2) restore the DB taken from the reporter's environment
3) install MAAS 3.2.9 (or a newer version)
4) hammer MAAS with a script like for at least 1 minute (in order to overload MAAS) and keep it running

```
import asyncio
import aiohttp
import time
import uuid
import random
import numpy as np
import json

base_url = 'http://10.0.2.46:5240' # Replace with your MAAS URL

async def make_http_request(session, http_method, url):
    headers = {"Authorization": "OAuth oauth_version=1.0, oauth_signature_method=PLAINTEXT, oauth_consumer_key=<REDACTED>, oauth_token=<REDACTED>, oauth_signature=&<REDACTED>, oauth_nonce=" + str(uuid.uuid4()) + ", oauth_timestamp=" + str(int(time.time()))}
    full_url = f"{base_url}{url}"
    print(full_url)
    try:
        body = {}
        if http_method == "POST":
            body = {'mode': 'AUTO', 'subnet': 2}
        async with session.request(http_method, full_url, data=json.dumps(body), headers=headers) as response:
            while True:
                chunk = await response.content.read(512) # Adjust the chunk size as needed
                if not chunk:
                    break
                await asyncio.sleep(0.5) # just slow down the download speed
            print("OK")
            return full_url, response.status
    except Exception as e:
        print("EXCEPTION")
        print(str(e))
        return full_url, str(e)

# Some of the HTTP calls from the reporter's environment
urls = [
("GET", "/MAAS/api/2.0/machines/?agent_name=9a7502fa-3149-4d63-8b92-aec26ae8d7eb&id=hydcaa"), # This is the most problematic one, as usual.
("GET", "/MAAS/api/2.0/version/"),
("GET", "/MAAS/api/2.0/users/?op=whoami"),
("GET", "/MAAS/api/2.0/zones/"),
("GET", "/MAAS/api/2.0/spaces/"),
("GET", "/MAAS/api/2.0/static-routes/"),
("GET", "/MAAS/rpc/"),
("GET", "/MAAS/api/2.0/devices/?hostname=juju-ad2531-5-lxd-8"),
("POST", "/MAAS/api/2.0/nodes/mdyndn/interfaces/519149/?op=link_subnet")
]

async def main():
    async with aiohttp.ClientSession() as session:
        while True:
            # pick a request to shoot according to the probabilities calculated on the reporter's logs
            bullet = np.random.choice(range(len(urls)), p=[
                0.207619047619047616,
                0.2161904761904762,
                0.14761904761904763,
                0.02857142857142857,
                0.0761904761904762,
                0.03333333333333333,
                0.047619047619047616,
                0.09047619047619047,
                0.1523809523809524
            ])
            method, url = urls[bullet]
            # sleep a bit between every request.
            # the less we sleep, the more you'll hit the issue.
            await asyncio.sleep(0.07)
            asyncio.ensure_future(make_http_request(session, method, url))

if __name__ == '__main__':
    loop = asyncio.get_event_loop()
    loop.run_until_complete(main())
```
5) run the following bash script
```
#!/bin/bash

for i in {1..6}; do
  curl --header "Authorization: OAuth oauth_version=1.0, oauth_signature_method=PLAINTEXT, oauth_consumer_key=<REDACTED> oauth_token=<REDACTED>, oauth_signature=&<REDACTED>, oauth_nonce=$(uuidgen), oauth_timestamp=$(date +%s)" http://10.0.2.46:5240/MAAS/api/2.0/machines/?op=allocate -X POST &
done

wait
```
6) after around 90 seconds, you should get a 409 for a request.

The underlying issue should be that the allocate operation uses a database lock and the request that is accessing the database is so slow that all the others are blocked until the first transaction is committed/aborted.

I think this issue is actually caused by the slowness of the MAAS api.
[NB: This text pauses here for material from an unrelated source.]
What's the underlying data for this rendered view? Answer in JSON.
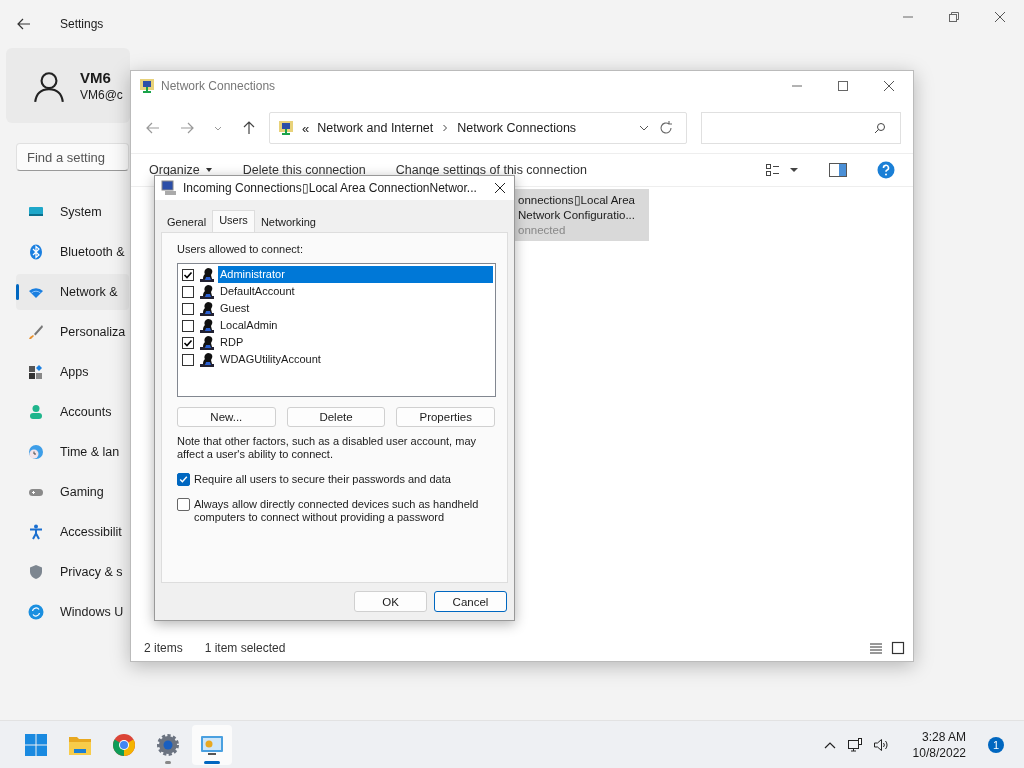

A redesign of MAAS is on the roadmap in order to address this known issue. For the time being my suggestion is to add another region machine, add HA proxy and/or use a more powerful machine (I noticed that the 5 MAAS processes are using from 70% to 100% cpu during high load and this is causing the unpredictable issues you've hit).